10/10/2017 @ 7:00 PM

On The Silver Globe

(Andrzej Zulawski, 1988) · Doc Films is proud to present the Chicago premiere of Zulawski’s unfinished masterpiece, On the Silver Globe. Operatic and nightmarish, the film was sabotaged by the very government who funded it, barely escaping destruction. A group of astronauts land on a uncivilized planet but find, in their deaths, the inception of a new society as they are deified into a culture fragmented from their own, setting into motion the wars, madness, and struggles of a new world.

runtime: 166m format: DCP

 

10/17/2017 @ 7:00 PM

The Saragossa Manuscript

(Wojciech Jerzy Has, 1965) · A picaresque trip framed by countless stories collapsing into each other, Wojciech Has presents a swashbuckling episodic romp through surreal lands. In the midst of the Napoleonic wars, two soldiers in Saragossa find themselves entranced by the discovery of a manuscript, in between whose pages unfolds the epic and bizarre labyrinthine comedy of seduction, paranoia, and magic that plagued the soldier Alfonso van Worden (Zbigniew Cybulski) years before.

runtime: 182m format: DCP

 

10/24/2017 @ 7:00 PM

The Devil

(Andrzej Zulawski, 1972) · Zulawski helms the story of Jakub, a young Polish nobleman, saved at the last minute from being hanged by a mysterious stranger. In recompense, Jakub accompanies this satanic presence in a lurid journey across the country, with the express intention of eradicating evil. As his sanity wanes, Jakub finds himself at the head of a trail of blood whose expense is his own humanity and whose redemption is the sublimation of man's decay and destruction.

runtime: 119m format: DCP

 

10/31/2017 @ 7:00 PM

The Hourglass Sanatorium

(Wojciech Jerzy Has, 1973) · Disparate and autumnally elusive, The Hourglass Sanatorium faithfully evokes the spirit of Bruno Schulz's vibrant prose between its magnificent mise en scène and a delightful absolution of time. Józef arrives to visit his ailing father only to find that time itself has collapsed within the hallowed grounds of his sanatorium, elapsing into a surreal voyage through his father's past. A stirring homage to Schulz, the film binds his biography and fiction effortlessly together.

runtime: 124m format: DCP

 

11/7/2017 @ 7:00 PM

Interrogation

(Ryszard Bugajski, 1982) · Immediately banned for its political views, Interrogation gained notoriety via its illicit circulation throughout Poland on illegally taped VHS's, its cult viewing constituting acts of subversion among the public. Krystyna Janda, in a role that won her best actress at Cannes 8 years after the film was made, stars as an ordinary woman whose refusal to incriminate her former lover and subsequent imprisonment results in a blisteringly critical assessment of communist governance.

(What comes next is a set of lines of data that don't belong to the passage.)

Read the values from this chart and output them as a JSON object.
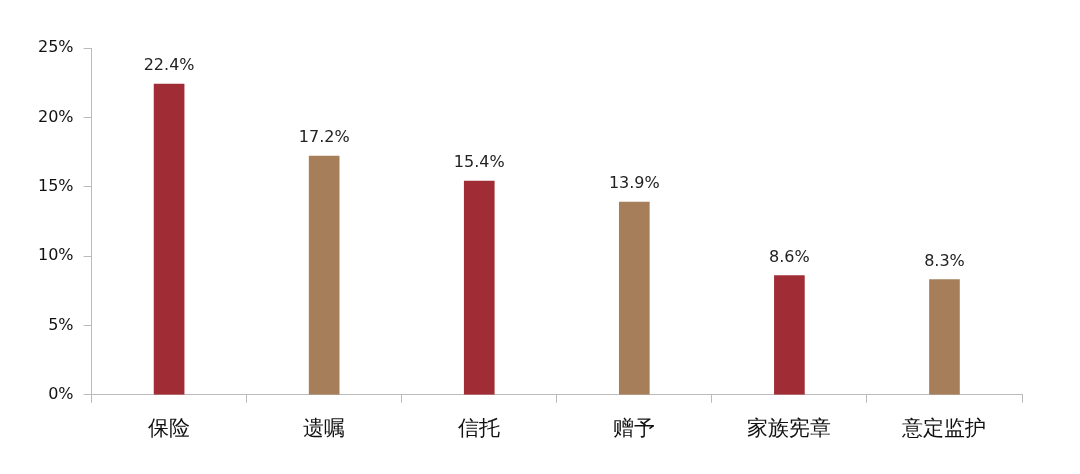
{
  "chart_data": {
    "type": "bar",
    "categories": [
      "保险",
      "遗嘱",
      "信托",
      "赠予",
      "家族宪章",
      "意定监护"
    ],
    "values": [
      22.4,
      17.2,
      15.4,
      13.9,
      8.6,
      8.3
    ],
    "colors": [
      "#a02c35",
      "#a67f5a",
      "#a02c35",
      "#a67f5a",
      "#a02c35",
      "#a67f5a"
    ],
    "value_labels": [
      "22.4%",
      "17.2%",
      "15.4%",
      "13.9%",
      "8.6%",
      "8.3%"
    ],
    "ylim": [
      0,
      25
    ],
    "yticks": [
      {
        "value": 0,
        "label": "0%"
      },
      {
        "value": 5,
        "label": "5%"
      },
      {
        "value": 10,
        "label": "10%"
      },
      {
        "value": 15,
        "label": "15%"
      },
      {
        "value": 20,
        "label": "20%"
      },
      {
        "value": 25,
        "label": "25%"
      }
    ],
    "legend": false
  }
}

runtime: 118m format: 35mm

 

11/14/2017 @ 7:00 PM

Black Cross

(Aleksander Ford, 1960) · A response to the epic films of Hollywood, Black Cross, or Knights of the Teutonic Order, is also considered Poland's first blockbuster. War serves as the backdrop for this historical romp as Jurand of Spychów defends the Poles against the Teutonic Knights. Meanwhile, Jurand's daughter is wooed by the brave and vengeful Zbyszko of Bogdaniec. Swordplay and political intrigue collide as the film hurtles towards the historic Battle of Grunwald.

runtime: 166m format: DCP

 

11/21/2017 @ 7:00 PM

Third Part of the Night

(Andrzej Zulawski, 1971) · A shocking feature of dismal slaughter and the grim venture of existence, Zulawski's debut opens with the murder of Michal's family by German soldiers during Poland's occupation. Michal and his father escape into the dark wood only to find their world of escape blistered into a ruthless angelic apocalypse, exploding with the madness of doppelgangers, Nazi labs, and war's atrocities as resistance becomes the only means of regaining heaven in hell.

runtime: 105m format: DCP

 

11/28/2017 @ 7:00 PM

Knife in the Water

(Roman Polanski, 1962) · Roman Polanski's debut feature is an exercise in tension, effortlessly eroding the restraint and composure of its characters' humanity. When a couple condescendingly invites a hitchhiker to join their boating excursion, the stage is set for a bitter competition between both men for the woman's attention. With a knife taking the place of Chekhov's gun, chaos is set into spiraling motion in this virtuosic display of the grace to be found in accumulating pressure.